Salazar a répondu en remerciant le ton de l'échange, mais en marquant une ligne claire : "Nous devons commencer par la vérité".

La position de la congressiste cubano-américaine est que les sanctions de l'administration Trump constituent l'outil adéquat pour accélérer l'effondrement du régime, en opposition directe à la narrative démocrate selon laquelle ces mesures constituent une punition pour le peuple cubain.

Dans la même audience, Salazar avait affirmé que le régime communiste à Cuba est en état de mort cérébrale et que Trump n'a qu'à "le déconnecter", tandis que le congressiste républicain Carlos A. Giménez, unique législateur né à Cuba, a accusé Jackson et Jayapal d'hypocrisie pour avoir soutenu un "régime répressif et brutal".

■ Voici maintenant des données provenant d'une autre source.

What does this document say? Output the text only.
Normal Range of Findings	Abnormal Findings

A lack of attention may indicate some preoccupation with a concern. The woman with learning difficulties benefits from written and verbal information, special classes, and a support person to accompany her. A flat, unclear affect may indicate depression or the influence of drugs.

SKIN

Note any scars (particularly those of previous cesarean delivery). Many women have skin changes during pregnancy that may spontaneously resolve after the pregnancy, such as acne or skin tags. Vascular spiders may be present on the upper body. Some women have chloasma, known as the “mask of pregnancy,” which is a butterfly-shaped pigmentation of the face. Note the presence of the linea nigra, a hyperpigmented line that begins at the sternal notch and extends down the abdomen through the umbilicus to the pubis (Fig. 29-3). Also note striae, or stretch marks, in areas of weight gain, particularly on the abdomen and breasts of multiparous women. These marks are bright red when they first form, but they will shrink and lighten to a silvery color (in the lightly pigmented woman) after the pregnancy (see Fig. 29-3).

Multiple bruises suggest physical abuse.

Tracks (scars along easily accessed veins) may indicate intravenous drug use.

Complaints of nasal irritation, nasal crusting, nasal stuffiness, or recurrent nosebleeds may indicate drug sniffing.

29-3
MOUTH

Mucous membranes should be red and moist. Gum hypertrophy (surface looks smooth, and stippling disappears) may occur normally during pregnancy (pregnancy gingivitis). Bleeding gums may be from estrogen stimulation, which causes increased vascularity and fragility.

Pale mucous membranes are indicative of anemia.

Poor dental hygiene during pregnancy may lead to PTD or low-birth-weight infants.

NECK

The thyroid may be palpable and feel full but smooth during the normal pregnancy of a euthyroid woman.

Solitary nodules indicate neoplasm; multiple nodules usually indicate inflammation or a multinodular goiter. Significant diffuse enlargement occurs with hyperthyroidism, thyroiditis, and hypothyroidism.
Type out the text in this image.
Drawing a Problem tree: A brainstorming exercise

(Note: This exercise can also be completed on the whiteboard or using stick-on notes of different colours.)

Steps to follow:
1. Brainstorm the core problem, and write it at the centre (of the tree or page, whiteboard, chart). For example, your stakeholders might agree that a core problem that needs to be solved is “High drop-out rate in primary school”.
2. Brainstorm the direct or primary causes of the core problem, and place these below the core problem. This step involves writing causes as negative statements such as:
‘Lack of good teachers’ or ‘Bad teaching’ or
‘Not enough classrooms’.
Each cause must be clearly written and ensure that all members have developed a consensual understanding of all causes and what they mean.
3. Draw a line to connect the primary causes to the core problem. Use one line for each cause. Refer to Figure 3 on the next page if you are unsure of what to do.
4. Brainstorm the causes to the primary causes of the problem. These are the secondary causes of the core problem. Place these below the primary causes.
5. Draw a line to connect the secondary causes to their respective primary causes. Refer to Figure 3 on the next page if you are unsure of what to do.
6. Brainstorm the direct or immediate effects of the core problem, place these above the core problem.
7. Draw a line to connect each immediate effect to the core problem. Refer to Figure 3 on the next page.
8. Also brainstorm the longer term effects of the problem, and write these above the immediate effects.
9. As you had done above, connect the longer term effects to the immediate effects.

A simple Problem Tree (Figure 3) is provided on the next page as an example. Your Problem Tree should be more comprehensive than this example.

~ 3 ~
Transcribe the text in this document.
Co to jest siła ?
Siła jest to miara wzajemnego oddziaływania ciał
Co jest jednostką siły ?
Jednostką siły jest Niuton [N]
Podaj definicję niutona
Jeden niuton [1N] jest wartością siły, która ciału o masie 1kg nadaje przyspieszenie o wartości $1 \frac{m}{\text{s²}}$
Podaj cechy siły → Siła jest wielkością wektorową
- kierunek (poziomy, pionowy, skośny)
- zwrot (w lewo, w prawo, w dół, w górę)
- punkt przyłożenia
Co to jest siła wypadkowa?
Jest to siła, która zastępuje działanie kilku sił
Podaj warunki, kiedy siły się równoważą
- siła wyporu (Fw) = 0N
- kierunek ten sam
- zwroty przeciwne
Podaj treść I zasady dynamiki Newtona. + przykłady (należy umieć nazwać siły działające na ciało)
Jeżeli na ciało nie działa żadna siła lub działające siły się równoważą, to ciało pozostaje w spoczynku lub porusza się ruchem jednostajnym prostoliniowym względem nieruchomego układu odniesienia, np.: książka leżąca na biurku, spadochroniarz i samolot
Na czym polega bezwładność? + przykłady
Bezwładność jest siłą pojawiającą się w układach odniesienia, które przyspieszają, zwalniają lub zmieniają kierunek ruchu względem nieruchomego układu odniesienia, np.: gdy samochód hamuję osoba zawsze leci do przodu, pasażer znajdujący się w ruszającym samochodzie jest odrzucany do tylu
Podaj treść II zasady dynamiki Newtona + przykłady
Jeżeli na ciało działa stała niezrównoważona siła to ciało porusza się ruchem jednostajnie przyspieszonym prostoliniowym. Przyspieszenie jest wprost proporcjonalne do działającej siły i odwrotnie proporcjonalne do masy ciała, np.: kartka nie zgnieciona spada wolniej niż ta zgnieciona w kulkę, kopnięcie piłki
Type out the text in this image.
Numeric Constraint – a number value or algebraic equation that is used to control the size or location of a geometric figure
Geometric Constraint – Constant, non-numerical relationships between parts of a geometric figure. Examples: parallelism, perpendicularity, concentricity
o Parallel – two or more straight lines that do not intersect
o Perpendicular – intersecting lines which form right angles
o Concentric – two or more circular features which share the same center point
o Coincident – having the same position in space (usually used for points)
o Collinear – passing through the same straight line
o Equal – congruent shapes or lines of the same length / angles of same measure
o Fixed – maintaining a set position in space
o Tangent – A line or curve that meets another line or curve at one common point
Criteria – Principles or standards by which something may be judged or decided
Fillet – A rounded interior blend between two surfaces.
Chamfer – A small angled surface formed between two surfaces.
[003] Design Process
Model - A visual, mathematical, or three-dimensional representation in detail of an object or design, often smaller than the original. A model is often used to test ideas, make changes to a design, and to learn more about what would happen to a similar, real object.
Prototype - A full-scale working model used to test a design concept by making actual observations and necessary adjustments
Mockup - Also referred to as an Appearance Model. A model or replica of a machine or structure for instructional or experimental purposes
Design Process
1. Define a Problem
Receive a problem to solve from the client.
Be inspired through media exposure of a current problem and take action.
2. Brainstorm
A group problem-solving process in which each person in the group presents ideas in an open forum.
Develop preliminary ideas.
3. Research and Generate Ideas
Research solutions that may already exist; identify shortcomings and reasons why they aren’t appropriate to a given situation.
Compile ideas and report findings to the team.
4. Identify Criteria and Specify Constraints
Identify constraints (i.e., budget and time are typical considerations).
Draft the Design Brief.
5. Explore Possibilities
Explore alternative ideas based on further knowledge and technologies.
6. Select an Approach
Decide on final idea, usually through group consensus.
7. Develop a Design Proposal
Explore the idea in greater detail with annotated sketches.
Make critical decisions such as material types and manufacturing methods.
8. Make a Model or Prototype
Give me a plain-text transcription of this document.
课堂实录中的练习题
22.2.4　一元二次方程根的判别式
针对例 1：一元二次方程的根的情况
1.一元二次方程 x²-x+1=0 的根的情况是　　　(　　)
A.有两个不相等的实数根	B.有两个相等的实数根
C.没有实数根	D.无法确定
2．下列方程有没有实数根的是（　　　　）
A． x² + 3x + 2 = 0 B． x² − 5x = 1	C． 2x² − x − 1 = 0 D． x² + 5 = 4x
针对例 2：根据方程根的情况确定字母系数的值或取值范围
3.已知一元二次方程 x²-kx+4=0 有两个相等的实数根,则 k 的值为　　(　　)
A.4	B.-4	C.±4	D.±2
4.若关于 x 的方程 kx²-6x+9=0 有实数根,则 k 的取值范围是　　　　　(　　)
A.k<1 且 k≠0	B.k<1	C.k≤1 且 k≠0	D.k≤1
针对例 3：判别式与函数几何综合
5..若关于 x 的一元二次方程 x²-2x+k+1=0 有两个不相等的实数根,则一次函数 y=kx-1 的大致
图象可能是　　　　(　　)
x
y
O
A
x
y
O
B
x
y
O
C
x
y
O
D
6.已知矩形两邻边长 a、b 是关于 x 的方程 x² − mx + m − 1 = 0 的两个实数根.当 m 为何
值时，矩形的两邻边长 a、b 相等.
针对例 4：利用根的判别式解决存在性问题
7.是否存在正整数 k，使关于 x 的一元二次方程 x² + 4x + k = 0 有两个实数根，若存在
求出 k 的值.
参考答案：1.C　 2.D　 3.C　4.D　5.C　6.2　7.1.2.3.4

Le débat entre les deux législateurs reflète la tension croissante au sein du Congrès américain concernant la politique envers Cuba, exacerbée depuis que Trump a signé en janvier 2026 l'Ordonnance Exécutive 14380, qui impose des droits de douane aux pays qui vendent du pétrole à l'île et déclare Cuba comme une "menace inhabituelle et extraordinaire" en raison de son alignement avec la Russie et la Chine.

Archivé dans :

Équipe éditoriale de CiberCuba

Une équipe de journalistes engagés à informer sur l'actualité cubaine et les sujets d'intérêt mondial. Chez CiberCuba, nous travaillons pour offrir des informations véridiques et des analyses critiques.